![]() |
Menurut Letkol Arm Dr. Erlan Wijatmoko, S.H., M.Han., Dansatgas Pamtas RI–RDTL Sektor Timur Yonarmed 12 Kostrad, keberhasilan tersebut menunjukkan kewaspadaan prajurit dalam menjaga kedaulatan dan stabilitas keamanan wilayah perbatasan negara.
Dansatgas menjelaskan bahwa, menurut krinologi, kegagalan tersebut berhasil dilakukan karena personel jaga mencurigai ada kendaraan yang bergerak dari Timor Leste menuju jalur ilegal. Danpos Turiscain segera menindaklanjuti laporan tersebut dengan mengerahkan anggota Tim Satgas Intel Kodam IX/Udayana untuk melakukan inspeksi di lokasi.
Petugas menemukan sejumlah pelaku tengah memikul karung beras menuju wilayah Indonesia ketika mereka tiba di sekitar Sungai Malibaka. Para pelaku langsung melarikan diri saat menyadari kehadiran polisi dan meninggalkan barang bukti di lokasi.
Personel Satgas Pamtas RI–RDTL Yonarmed 12 Kostrad berhasil mendapatkan 47 karung beras berukuran 20 kg. Selanjutnya, barang bukti diserahkan kepada Bea Cukai Atafufu untuk diproses sesuai ketentuan hukum yang berlaku. Ada kemungkinan bahwa tindakan ini merupakan bagian dari kebiasaan penyelundupan lintas batas yang memanfaatkan jalur tidak resmi untuk menghindari pengawasan dari aparat.
Dansatgas Pamtas RI–RDTL Sektor Timur Yonarmed 12 Kostrad, Letkol Arm Dr.

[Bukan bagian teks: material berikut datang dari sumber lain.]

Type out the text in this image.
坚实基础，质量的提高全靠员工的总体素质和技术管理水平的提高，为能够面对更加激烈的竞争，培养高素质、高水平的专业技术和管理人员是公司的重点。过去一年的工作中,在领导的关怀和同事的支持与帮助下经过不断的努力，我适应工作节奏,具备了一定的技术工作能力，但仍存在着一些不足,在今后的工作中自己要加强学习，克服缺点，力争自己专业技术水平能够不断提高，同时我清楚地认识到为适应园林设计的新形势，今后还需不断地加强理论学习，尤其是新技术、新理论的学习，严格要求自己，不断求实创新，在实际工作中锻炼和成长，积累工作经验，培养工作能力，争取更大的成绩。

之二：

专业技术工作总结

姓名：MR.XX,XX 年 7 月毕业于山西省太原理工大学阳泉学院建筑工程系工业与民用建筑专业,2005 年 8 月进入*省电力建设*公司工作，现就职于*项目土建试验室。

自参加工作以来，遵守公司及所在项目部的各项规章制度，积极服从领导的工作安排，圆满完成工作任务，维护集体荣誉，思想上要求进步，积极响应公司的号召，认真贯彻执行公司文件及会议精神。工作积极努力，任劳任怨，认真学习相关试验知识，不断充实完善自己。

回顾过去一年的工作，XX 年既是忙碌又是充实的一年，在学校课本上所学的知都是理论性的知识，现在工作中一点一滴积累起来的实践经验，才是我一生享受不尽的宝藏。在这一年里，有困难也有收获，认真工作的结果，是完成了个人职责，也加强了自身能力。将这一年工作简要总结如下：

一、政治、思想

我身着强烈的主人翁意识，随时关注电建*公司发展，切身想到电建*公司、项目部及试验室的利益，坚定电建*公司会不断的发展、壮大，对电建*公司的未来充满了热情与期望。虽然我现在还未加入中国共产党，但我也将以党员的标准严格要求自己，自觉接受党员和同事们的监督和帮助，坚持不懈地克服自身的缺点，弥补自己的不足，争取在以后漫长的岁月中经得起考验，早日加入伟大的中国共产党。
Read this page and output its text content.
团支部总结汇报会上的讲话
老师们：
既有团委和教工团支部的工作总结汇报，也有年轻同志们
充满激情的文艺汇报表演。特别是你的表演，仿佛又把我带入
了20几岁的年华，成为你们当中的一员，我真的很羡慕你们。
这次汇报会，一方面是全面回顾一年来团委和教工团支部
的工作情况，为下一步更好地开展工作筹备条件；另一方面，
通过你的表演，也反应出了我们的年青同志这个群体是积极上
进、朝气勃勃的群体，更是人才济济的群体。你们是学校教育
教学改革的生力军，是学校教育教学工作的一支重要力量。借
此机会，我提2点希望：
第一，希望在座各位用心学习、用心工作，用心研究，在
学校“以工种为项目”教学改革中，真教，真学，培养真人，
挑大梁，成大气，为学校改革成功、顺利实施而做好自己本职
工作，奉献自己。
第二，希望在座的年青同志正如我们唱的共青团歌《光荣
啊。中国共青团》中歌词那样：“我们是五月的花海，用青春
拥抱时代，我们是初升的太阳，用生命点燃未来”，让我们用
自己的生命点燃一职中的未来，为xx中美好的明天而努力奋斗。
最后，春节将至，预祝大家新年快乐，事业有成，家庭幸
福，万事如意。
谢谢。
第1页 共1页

Erlan Wijatmoko, S.H., M.Han., menyatakan bahwa pihaknya akan melakukan pengawasan dan patroli yang lebih intensif di wilayah perbatasan untuk mencegah segala bentuk tindakan ilegal.
Selain itu, ia mengimbau orang untuk menghindari tindakan ilegal, terutama penyelundupan barang melalui jalur tidak resmi.
Dia tegas mengatakan, "Kami mengajak seluruh masyarakat untuk bersama-sama menjaga keamanan perbatasan dengan tidak melakukan aktivitas ilegal yang dapat merugikan negara dan diri sendiri."